Esta política aplica a los activos digitales de Fertisem, incluyendo fertisem.pe y servicios asociados de tienda online, siempre que estén bajo nuestro control directo. Quedan excluidos servicios de terceros (pasarelas de pago, couriers, CDNs, redes sociales), que mantienen sus propias políticas.

2. Cómo reportar una vulnerabilidad

• Correo: ventas@fertisem.pe
• WhatsApp oficial: 967 867 089
• Security.txt: /.well-known/security.txt

Incluye detalles técnicos suficientes (URL, pasos para reproducir, impacto estimado, capturas o PoC no destructiva). Evita compartir datos sensibles de clientes en el correo; si es imprescindible, avísanos para acordar un canal cifrado.

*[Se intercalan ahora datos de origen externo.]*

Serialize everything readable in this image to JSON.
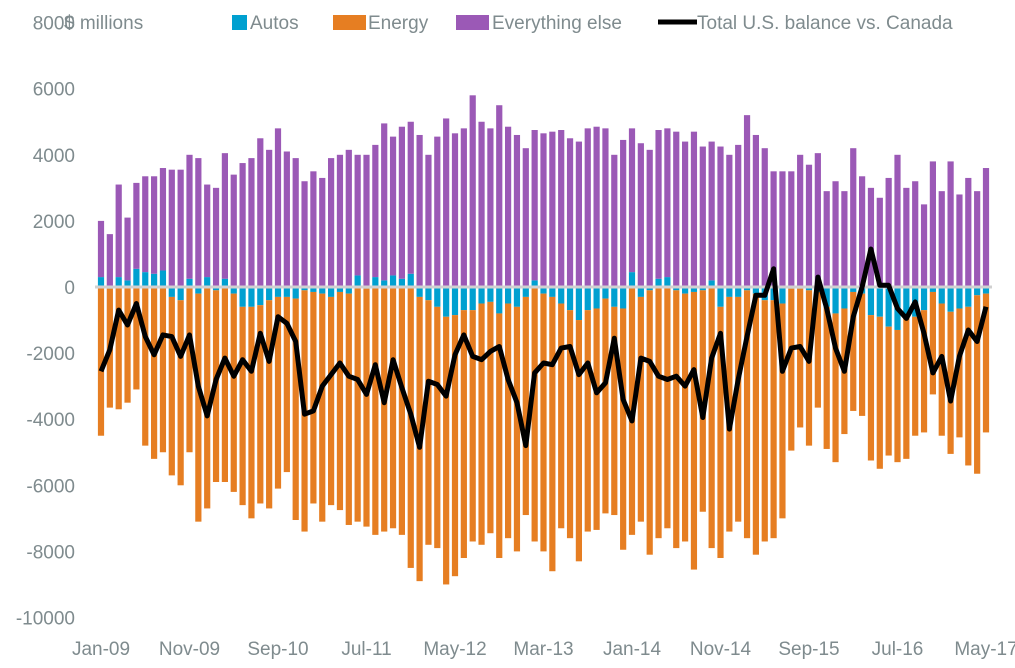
{
  "chart_data": {
    "type": "bar",
    "stacked": true,
    "title": "",
    "ylabel": "$ millions",
    "xlabel": "",
    "ylim": [
      -10000,
      8000
    ],
    "yticks": [
      8000,
      6000,
      4000,
      2000,
      0,
      -2000,
      -4000,
      -6000,
      -8000,
      -10000
    ],
    "x_tick_labels": [
      "Jan-09",
      "Nov-09",
      "Sep-10",
      "Jul-11",
      "May-12",
      "Mar-13",
      "Jan-14",
      "Nov-14",
      "Sep-15",
      "Jul-16",
      "May-17"
    ],
    "x_tick_every_months": 10,
    "start_month": "Jan-09",
    "end_month": "May-17",
    "grid": false,
    "legend_position": "top",
    "colors": {
      "autos": "#00a0d0",
      "energy": "#e67e22",
      "everything_else": "#9b59b6",
      "total": "#000000",
      "zero_line": "#d0d0d0"
    },
    "series": [
      {
        "name": "Autos",
        "kind": "bar",
        "values": [
          300,
          -50,
          300,
          200,
          550,
          450,
          400,
          500,
          -300,
          -400,
          250,
          -200,
          300,
          -100,
          250,
          -200,
          -600,
          -600,
          -550,
          -400,
          -300,
          -300,
          -350,
          -100,
          -150,
          -200,
          -300,
          -150,
          -200,
          350,
          -50,
          300,
          200,
          350,
          250,
          400,
          -300,
          -400,
          -600,
          -900,
          -850,
          -700,
          -700,
          -500,
          -450,
          -800,
          -500,
          -600,
          -300,
          200,
          -200,
          -300,
          -500,
          -700,
          -1000,
          -700,
          -650,
          -350,
          -600,
          -650,
          450,
          -300,
          -100,
          250,
          300,
          -100,
          -200,
          -150,
          -100,
          200,
          -600,
          -300,
          -300,
          -100,
          -200,
          -400,
          -400,
          -500,
          -50,
          -50,
          -100,
          -150,
          -600,
          -800,
          -650,
          -150,
          -200,
          -850,
          -900,
          -1200,
          -1300,
          -900,
          -900,
          -700,
          -150,
          -500,
          -750,
          -650,
          -600,
          -250,
          -200
        ],
        "note": "approximate values read from chart"
      },
      {
        "name": "Energy",
        "kind": "bar",
        "values": [
          -4500,
          -3600,
          -3700,
          -3500,
          -3100,
          -4800,
          -5200,
          -5000,
          -5400,
          -5600,
          -5000,
          -6900,
          -6700,
          -5800,
          -5900,
          -6000,
          -6000,
          -6400,
          -6000,
          -6300,
          -5800,
          -5300,
          -6700,
          -7300,
          -6400,
          -6900,
          -6300,
          -6600,
          -7000,
          -7100,
          -7200,
          -7500,
          -7400,
          -7300,
          -7500,
          -8500,
          -8600,
          -7400,
          -7300,
          -8100,
          -7900,
          -7500,
          -7000,
          -7300,
          -7000,
          -7400,
          -7100,
          -7400,
          -6600,
          -7700,
          -7800,
          -8300,
          -6800,
          -6900,
          -7300,
          -6700,
          -6700,
          -6500,
          -6300,
          -7300,
          -7500,
          -6800,
          -8000,
          -7600,
          -7300,
          -7800,
          -7500,
          -8400,
          -6700,
          -7900,
          -7600,
          -7100,
          -6800,
          -7500,
          -7900,
          -7300,
          -7200,
          -6500,
          -4900,
          -4200,
          -4700,
          -3500,
          -4300,
          -4500,
          -3800,
          -3600,
          -3700,
          -4400,
          -4600,
          -3900,
          -4000,
          -4300,
          -3600,
          -3700,
          -3100,
          -4000,
          -4300,
          -3900,
          -4800,
          -5400,
          -4200
        ],
        "note": "approximate values read from chart"
      },
      {
        "name": "Everything else",
        "kind": "bar",
        "values": [
          1700,
          1600,
          2800,
          1900,
          2600,
          2900,
          2950,
          3100,
          3550,
          3550,
          3750,
          3900,
          2800,
          3000,
          3800,
          3400,
          3750,
          3900,
          4500,
          4150,
          4800,
          4100,
          3900,
          3200,
          3500,
          3300,
          3900,
          4000,
          4150,
          3650,
          4000,
          4000,
          4750,
          4200,
          4600,
          4600,
          4600,
          4000,
          4550,
          5100,
          4650,
          4800,
          5800,
          5000,
          4800,
          5500,
          4850,
          4600,
          4200,
          4550,
          4650,
          4700,
          4750,
          4500,
          4400,
          4800,
          4850,
          4800,
          4000,
          4450,
          4350,
          4350,
          4150,
          4500,
          4500,
          4700,
          4400,
          4700,
          4250,
          4200,
          4250,
          4000,
          4300,
          5200,
          4600,
          4200,
          3500,
          3500,
          3500,
          4000,
          3700,
          4050,
          2900,
          3200,
          2900,
          4200,
          3350,
          3000,
          2700,
          3300,
          4000,
          3000,
          3200,
          2500,
          3800,
          2900,
          3800,
          2800,
          3300,
          2900,
          3600
        ],
        "note": "approximate values read from chart"
      },
      {
        "name": "Total U.S. balance vs. Canada",
        "kind": "line",
        "values": [
          -2550,
          -1900,
          -700,
          -1150,
          -500,
          -1500,
          -2050,
          -1450,
          -1500,
          -2100,
          -1450,
          -3000,
          -3900,
          -2800,
          -2150,
          -2700,
          -2200,
          -2550,
          -1400,
          -2250,
          -900,
          -1100,
          -1650,
          -3850,
          -3750,
          -3000,
          -2650,
          -2300,
          -2700,
          -2800,
          -3250,
          -2350,
          -3500,
          -2200,
          -3050,
          -3850,
          -4850,
          -2850,
          -2950,
          -3300,
          -2050,
          -1450,
          -2100,
          -2200,
          -1950,
          -1800,
          -2800,
          -3500,
          -4800,
          -2600,
          -2300,
          -2350,
          -1850,
          -1800,
          -2650,
          -2300,
          -3200,
          -2900,
          -1550,
          -3400,
          -4050,
          -2150,
          -2250,
          -2700,
          -2800,
          -2700,
          -3000,
          -2500,
          -3950,
          -2150,
          -1400,
          -4300,
          -2800,
          -1500,
          -250,
          -250,
          550,
          -2550,
          -1850,
          -1800,
          -2250,
          300,
          -650,
          -1850,
          -2550,
          -900,
          0,
          1150,
          50,
          50,
          -650,
          -950,
          -450,
          -1400,
          -2600,
          -2100,
          -3450,
          -2100,
          -1300,
          -1650,
          -600
        ],
        "note": "approximate values read from chart"
      }
    ]
  },
  "legend": {
    "axis_unit_label": "$ millions",
    "items": [
      {
        "label": "Autos",
        "type": "swatch"
      },
      {
        "label": "Energy",
        "type": "swatch"
      },
      {
        "label": "Everything else",
        "type": "swatch"
      },
      {
        "label": "Total U.S. balance vs. Canada",
        "type": "line"
      }
    ]
  }
}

3. Compromisos de Fertisem (SLA objetivo)

• Acuse de recibo: dentro de 48 horas hábiles.
• Evaluación inicial: dentro de 5 días hábiles.
• Mitigación/Corrección: en el menor plazo posible según criticidad (crítica/alta/media/baja).
• Transparencia: te mantendremos informado sobre el estado y el cierre del hallazgo.

Horario de soporte: lunes a domingo, 08:00–20:00 (GMT-5, Perú).

4. Reglas del reporte responsable

• No realices acciones que afecten la disponibilidad del servicio (p. ej., DDoS) ni la experiencia de otros usuarios.
• No accedas, alteres ni descargues datos personales o financieros reales. Usa cuentas propias de prueba cuando sea posible.
• No intentes ingeniería social al equipo, clientes o proveedores.
• Respeta la privacidad y la confidencialidad; no divulgues la vulnerabilidad públicamente sin coordinación previa con Fertisem.

5. Fuera de alcance (no evaluaremos como hallazgo)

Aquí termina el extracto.